I suspect the intelectual origin of the Social Process Triangles  was with
Kenneth Boulding.

I guess it is widely known that Boulding contributed 2 items to our "lore"
-the image theory regarding behavior change
-the invisible college

not widely known was that he was an originator of general systems thinking.

But, I guess he influenced the development of the triangles, something like
this quote:
Partly, as Kenneth Boulding warned, we must be careful not to expect too
much from a single theory. "General System Theory does not seek to establish
a single, self-contained general theory of practically everything." Such an
attempt would be absurd. "All wúe can say about practically everything is
almost nothing," Instead, he suggests, that general systems theorists search
for an "optimum degree of generality" for each level of abstraction. This
optimum degree is not normally reached in classical scientific approaches.
His contribution to hierarchy theory is a set of what he calls "levels of
theoretical discourse," quoted in "A Paradigm for Complex Systems
http://n4bz.org/gst/gst9.htm

Raul Caruso, Università Cattolica del Sacro Cuore, Institute of Economic
Policy has written about rediscovering his his "triangular theory" of social
interactions http://works.bepress.com/raul_caruso/25/ [translate in google]
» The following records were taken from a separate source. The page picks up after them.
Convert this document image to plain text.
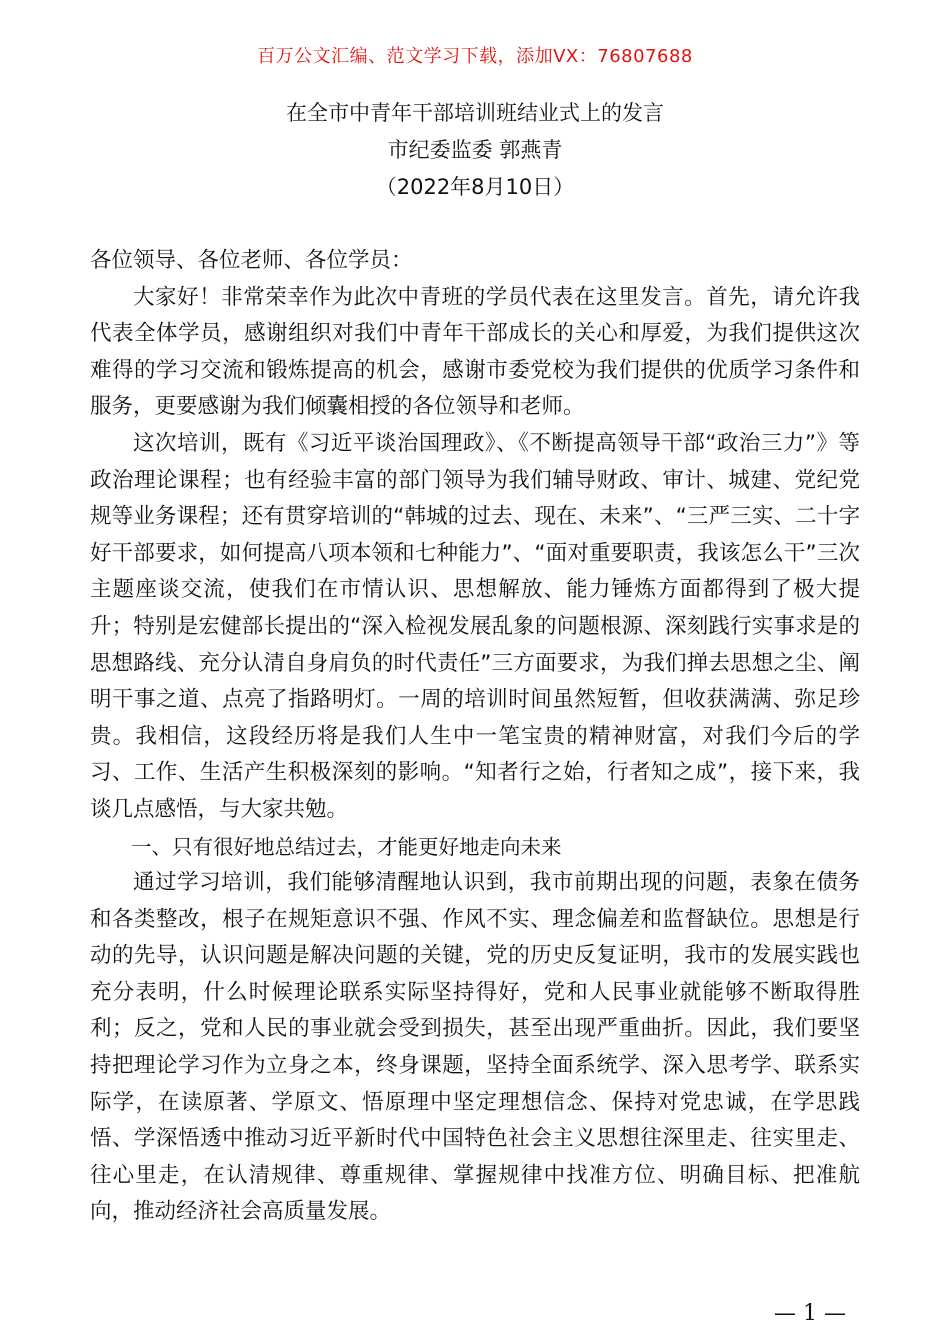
百万公文汇编、范文学习下载，添加VX：76807688
在全市中青年干部培训班结业式上的发言
市纪委监委 郭燕青
（2022年8月10日）

各位领导、各位老师、各位学员：

大家好！非常荣幸作为此次中青班的学员代表在这里发言。首先，请允许我代表全体学员，感谢组织对我们中青年干部成长的关心和厚爱，为我们提供这次难得的学习交流和锻炼提高的机会，感谢市委党校为我们提供的优质学习条件和服务，更要感谢为我们倾囊相授的各位领导和老师。

这次培训，既有《习近平谈治国理政》、《不断提高领导干部“政治三力”》等政治理论课程；也有经验丰富的部门领导为我们辅导财政、审计、城建、党纪党规等业务课程；还有贯穿培训的“韩城的过去、现在、未来”、“三严三实、二十字好干部要求，如何提高八项本领和七种能力”、“面对重要职责，我该怎么干”三次主题座谈交流，使我们在市情认识、思想解放、能力锤炼方面都得到了极大提升；特别是宏健部长提出的“深入检视发展乱象的问题根源、深刻践行实事求是的思想路线、充分认清自身肩负的时代责任”三方面要求，为我们掸去思想之尘、阐明干事之道、点亮了指路明灯。一周的培训时间虽然短暂，但收获满满、弥足珍贵。我相信，这段经历将是我们人生中一笔宝贵的精神财富，对我们今后的学习、工作、生活产生积极深刻的影响。“知者行之始，行者知之成”，接下来，我谈几点感悟，与大家共勉。

一、只有很好地总结过去，才能更好地走向未来

通过学习培训，我们能够清醒地认识到，我市前期出现的问题，表象在债务和各类整改，根子在规矩意识不强、作风不实、理念偏差和监督缺位。思想是行动的先导，认识问题是解决问题的关键，党的历史反复证明，我市的发展实践也充分表明，什么时候理论联系实际坚持得好，党和人民事业就能够不断取得胜利；反之，党和人民的事业就会受到损失，甚至出现严重曲折。因此，我们要坚持把理论学习作为立身之本，终身课题，坚持全面系统学、深入思考学、联系实际学，在读原著、学原文、悟原理中坚定理想信念、保持对党忠诚，在学思践悟、学深悟透中推动习近平新时代中国特色社会主义思想往深里走、往实里走、往心里走，在认清规律、尊重规律、掌握规律中找准方位、明确目标、把准航向，推动经济社会高质量发展。

— 1 —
Lately, I've been studying on and off how the field has evolved. Lately
there is a lot of new work constructing simple system models in software
like iThink and Stella that are not static but dynamic -you can change a
value in one place and it has an impact in other places something like a
"pressure point".

There is a lot of curriculum going on in elementary and high schools that
replaces linear and static models with feedback loop logic, that have enough
clarity that you can quantify variables and make charts of change in things
like population. Here are some articles:
http://www.iseesystems.com/Resources/Whitepapers.aspx

It will be interesting to see what John Eps has been working on in his
Social Process Triangles workshop in San Antonio for the ToPs network.